Removing the "Guest" role upon successful introduction

What is missing is removing the Guest role upon successful introduction, so let's do that:

...

const INTRODUCTIONS_CHANNEL_ID = "<YOU_WILL_HAVE_TO_FIND_THIS_ON_DISCORD_SERVER>"
const GUEST_ROLE_ID = "<YOU_WILL_HAVE_TO_FIND_THIS_ON_DISCORD_SERVER>"

bot.on('message', async msg => {
  if (msg.content.startsWith('!intro ')) {
    if (msg.channel.id.toString() !== INTRODUCTIONS_CHANNEL_ID) {
      const introductionsChannelName =
        msg.guild.channels.resolve(INTRODUCTIONS_CHANNEL_ID).name
      return msg.reply(
      `Please use !intro command in the ${introductionsChannelName} channel!`
      )
    }

    const introMsg = msg.content.substring('!intro '.length).trim()
    const minMsgLength = 20
    if (introMsg.length < minMsgLength) {
      return msg.reply(
        `Please write introduction at least ${minMsgLength} characters long!`
      )
    }

    const member = msg.guild.member(msg.author)
    try {
      if (member.roles.cache.get(GUEST_ROLE_ID)) {
        await member.roles.remove(GUEST_ROLE_ID)
        return msg.reply(
          'Nice getting to know you! You are no longer a guest' +
          ' and have full access, welcome!'
        )
      }
    } catch (error) {
      return msg.reply(`Error: ${error}`)
    }
  }
})

Same as with the ID of the introductions channel, now you will also need to find out the ID of the Guest role (which you should have created at some point). You can do it by finding it in the server settings, under the list of roles, right-clicking on it, and then "Copy ID".

This is it! You can now run the bot with

DISCORD_BOT=<TOKEN_OF_YOUR_DISCORD_BOT> node bot.js

and if you assign yourself a Guest role on the Discord server and then type !intro Hi this is my introduction, I am happy to be here. in the introductions channel, you should see yourself getting full access together with an appropriate message from your bot.

Deploying the bot

:::note Heroku used to offer free apps under certain limits. However, as of November 28, 2022, they ended support for their free tier. https://blog.heroku.com/next-chapter

As such, we have updated our Deployment docs with new recommendations: https://wasp-lang.dev/docs/deploying :::

While there are many ways to deploy the Discord bot, I will shortly describe how we did it via Heroku.
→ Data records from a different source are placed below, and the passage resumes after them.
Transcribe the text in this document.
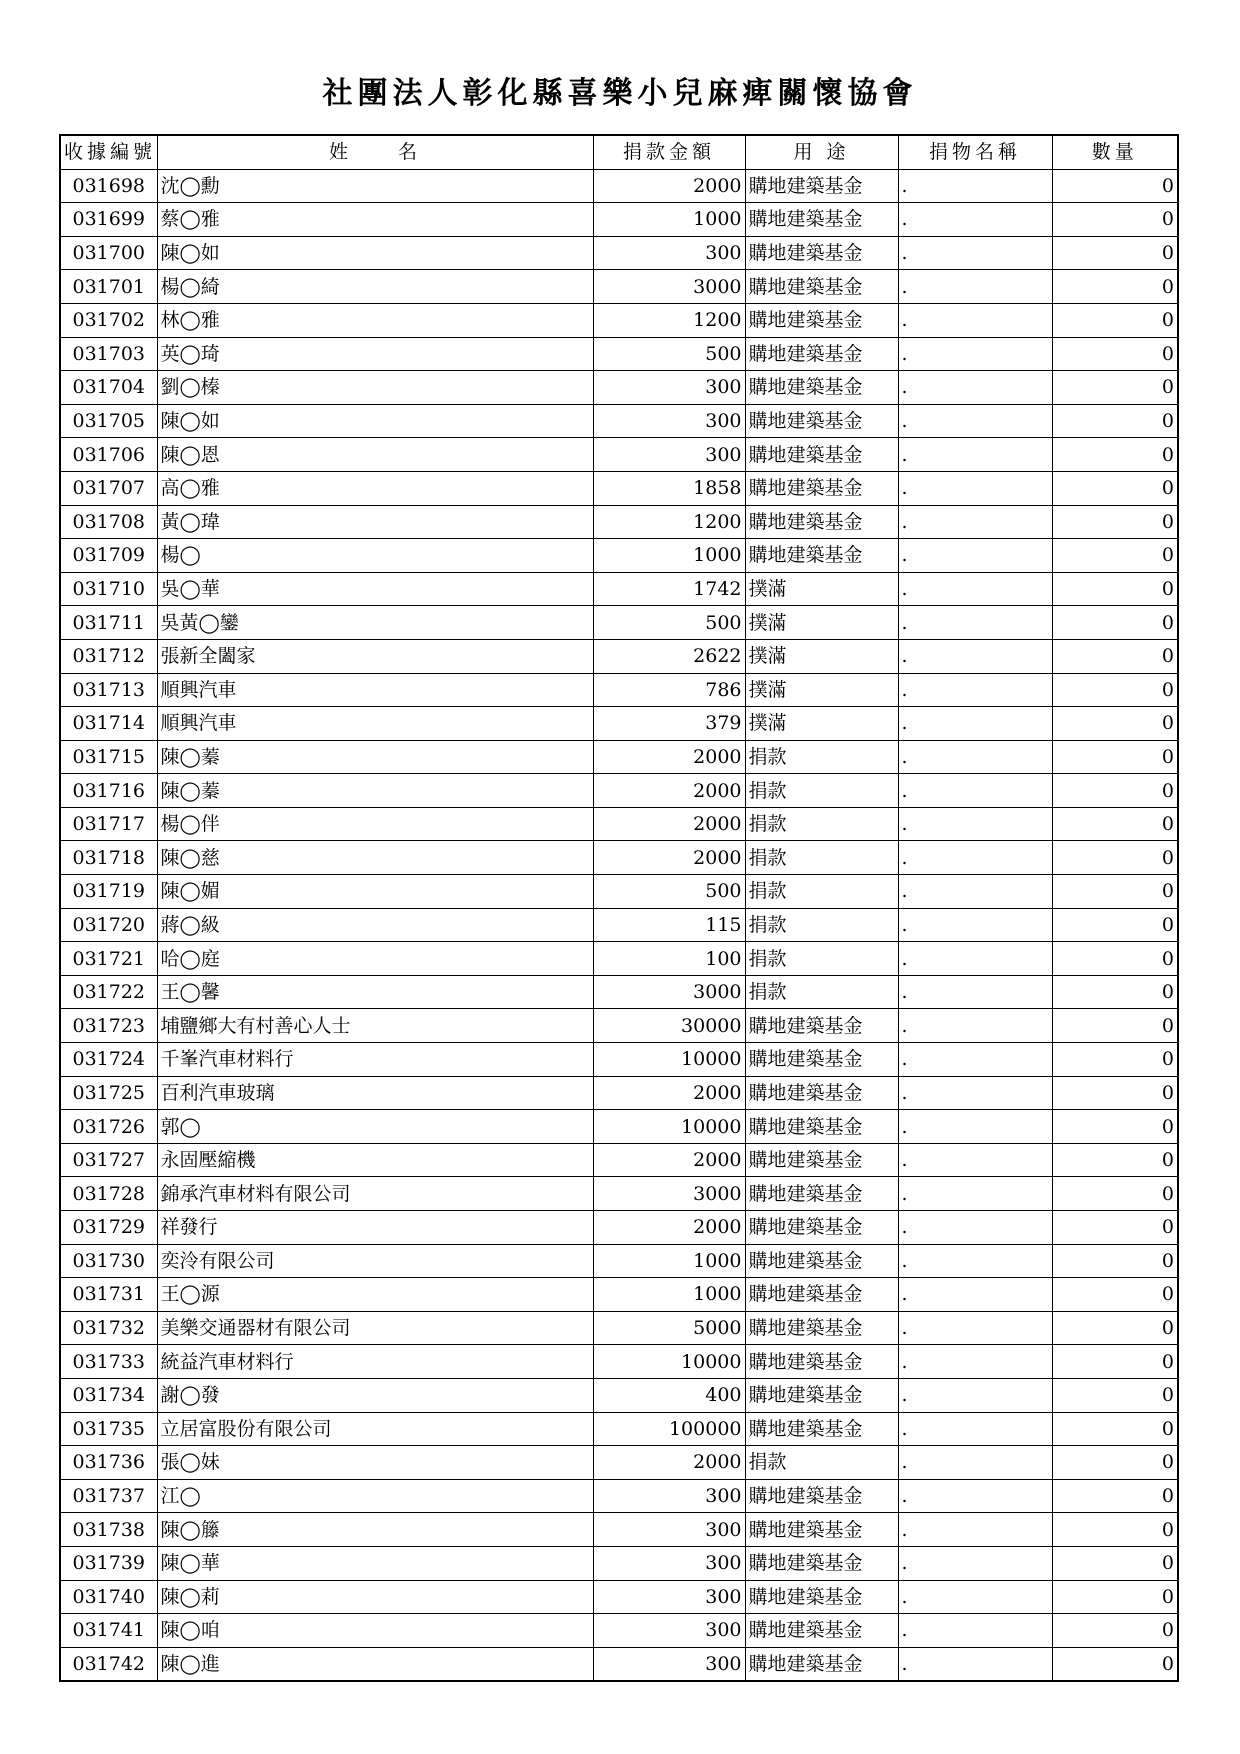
社團法人彰化縣喜樂小兒麻痺關懷協會
收據編號	姓　　名	捐款金額	用 途	捐物名稱	數量
031698	沈◯勳	2000	購地建築基金	.	0
031699	蔡◯雅	1000	購地建築基金	.	0
031700	陳◯如	300	購地建築基金	.	0
031701	楊◯綺	3000	購地建築基金	.	0
031702	林◯雅	1200	購地建築基金	.	0
031703	英◯琦	500	購地建築基金	.	0
031704	劉◯榛	300	購地建築基金	.	0
031705	陳◯如	300	購地建築基金	.	0
031706	陳◯恩	300	購地建築基金	.	0
031707	高◯雅	1858	購地建築基金	.	0
031708	黃◯瑋	1200	購地建築基金	.	0
031709	楊◯	1000	購地建築基金	.	0
031710	吳◯華	1742	撲滿	.	0
031711	吳黃◯鑾	500	撲滿	.	0
031712	張新全闔家	2622	撲滿	.	0
031713	順興汽車	786	撲滿	.	0
031714	順興汽車	379	撲滿	.	0
031715	陳◯蓁	2000	捐款	.	0
031716	陳◯蓁	2000	捐款	.	0
031717	楊◯伴	2000	捐款	.	0
031718	陳◯慈	2000	捐款	.	0
031719	陳◯媚	500	捐款	.	0
031720	蔣◯級	115	捐款	.	0
031721	哈◯庭	100	捐款	.	0
031722	王◯馨	3000	捐款	.	0
031723	埔鹽鄉大有村善心人士	30000	購地建築基金	.	0
031724	千峯汽車材料行	10000	購地建築基金	.	0
031725	百利汽車玻璃	2000	購地建築基金	.	0
031726	郭◯	10000	購地建築基金	.	0
031727	永固壓縮機	2000	購地建築基金	.	0
031728	錦承汽車材料有限公司	3000	購地建築基金	.	0
031729	祥發行	2000	購地建築基金	.	0
031730	奕泠有限公司	1000	購地建築基金	.	0
031731	王◯源	1000	購地建築基金	.	0
031732	美樂交通器材有限公司	5000	購地建築基金	.	0
031733	統益汽車材料行	10000	購地建築基金	.	0
031734	謝◯發	400	購地建築基金	.	0
031735	立居富股份有限公司	100000	購地建築基金	.	0
031736	張◯妹	2000	捐款	.	0
031737	江◯	300	購地建築基金	.	0
031738	陳◯籐	300	購地建築基金	.	0
031739	陳◯華	300	購地建築基金	.	0
031740	陳◯莉	300	購地建築基金	.	0
031741	陳◯咱	300	購地建築基金	.	0
031742	陳◯進	300	購地建築基金	.	0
We created a Heroku app wasp-discord-bot and set up the "Automatic deploys" feature on Heroku to automatically deploy every push to the production branch (our bot is on Github).

On Heroku, we set the environment variable DISCORD_BOT to the token of our bot.

Finally, we added Procfile to our project:

worker: node bot.js

That is it! On every push to the production branch, our bot gets deployed.